Бибисара же была довольна: сын на солидной службе. С одной стороны — не надрывается, с ног до головы в поту, в грязи, в бензине и масле не ходит, и переживать, что побьется и покалечится, не нужно. С другой стороны — один почет чего стоит! В семи аулах механизаторов, если посчитать, сто или больше, а секретарь сельсовета — один.
Но Самат прекрасно понимал, что с такими парнями, как Гата и Алтынгужин — один мир повидал, с профессией вернулся, другой институт закончил, главный зоотехник колхоза, — ему состязаться будет трудно. Но если из-за Танхылыу, он и не собирается. Коли на то пошло, неизвестно еще, есть ли в Куштиряке девушка, что бы могла сравниться с его Галимой! Только другие парни не видят, какая она красивая. И хорошо, что не видят, Самату же спокойней. Он-то все видит: и красоту ее, и ум ее, и скромность.
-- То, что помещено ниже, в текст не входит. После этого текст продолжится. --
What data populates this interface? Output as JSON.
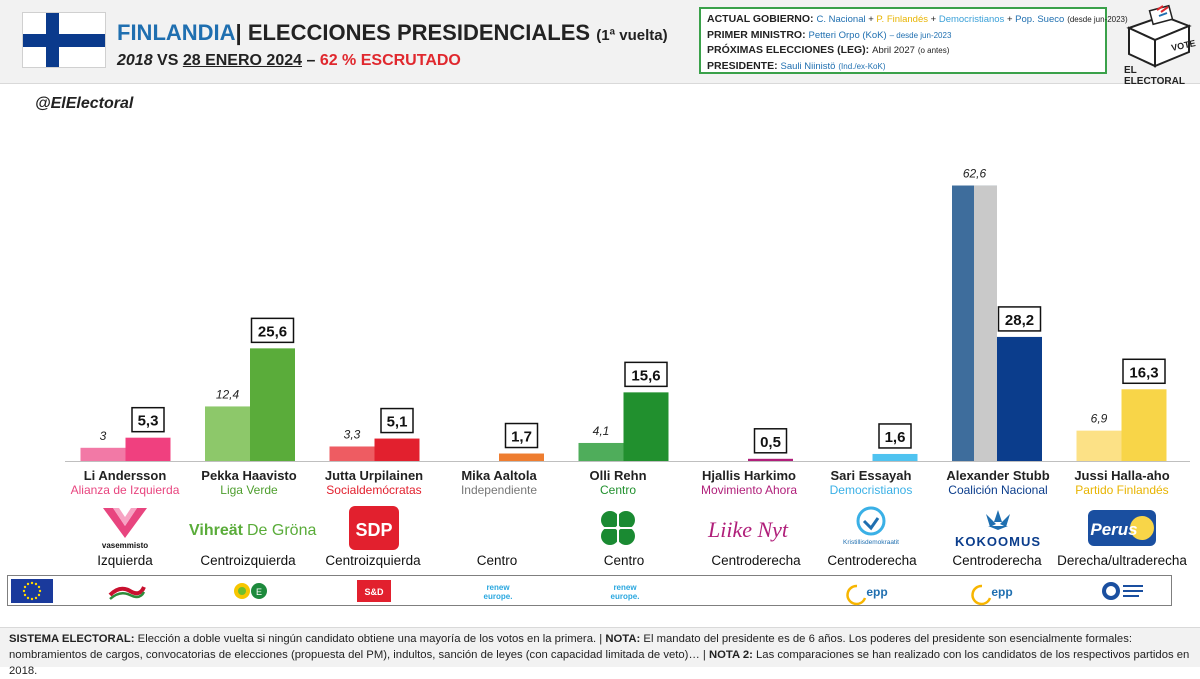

А главное, Галима тоже что-то в Самате разглядела. И даже… уж не любит ли? Эх, если бы так! Зря отец с матерью взахлеб твердят: Танхылыу да Танхылыу, красивая да работящая. Галима тоже на своей работе, в медпункте, плохо не работает, ее все время хвалят. Спокойная, приветливая, одна ее улыбка, мягкая, чуть сдержанная, чего стоит. А что ростом маловата, так это разве недостаток? На то и золото, чтоб самородочком. Нет, никто больше не нужен Самату. Пошумят-пошумят отец с матерью и согласятся, счастью сына поперек не станут. Они все по старинке думают, такие вещи, как любовь, во внимание не берут. Вот и сегодня мать: «Ступай, скажи. На другую нашего согласия нет!» — будто за какой хозяйственной надобностью, отправила его к Танхылыу. А он договорился сегодня вечером встретиться с Галимой. Если же вопреки всем уговорам после клуба увяжется за Танхылыу, как ему потом перед Галимой оправдаться? Она и без того, словно чуткая косуля, на каждое его слово настораживается. «Если такую девушку обидишь, не джигит ты больше!» — сказал себе Самат и для убедительности сжал в кармане кулак. Пригрозить-то он себе пригрозил, но и дома придется ответ держать. Взял бы и отрезал: «Не видел Танхылыу и видеть не хочу!» — но матери жаль. В последние год-полтора она хоть виду и не подает, но все чаще хватается за сердце…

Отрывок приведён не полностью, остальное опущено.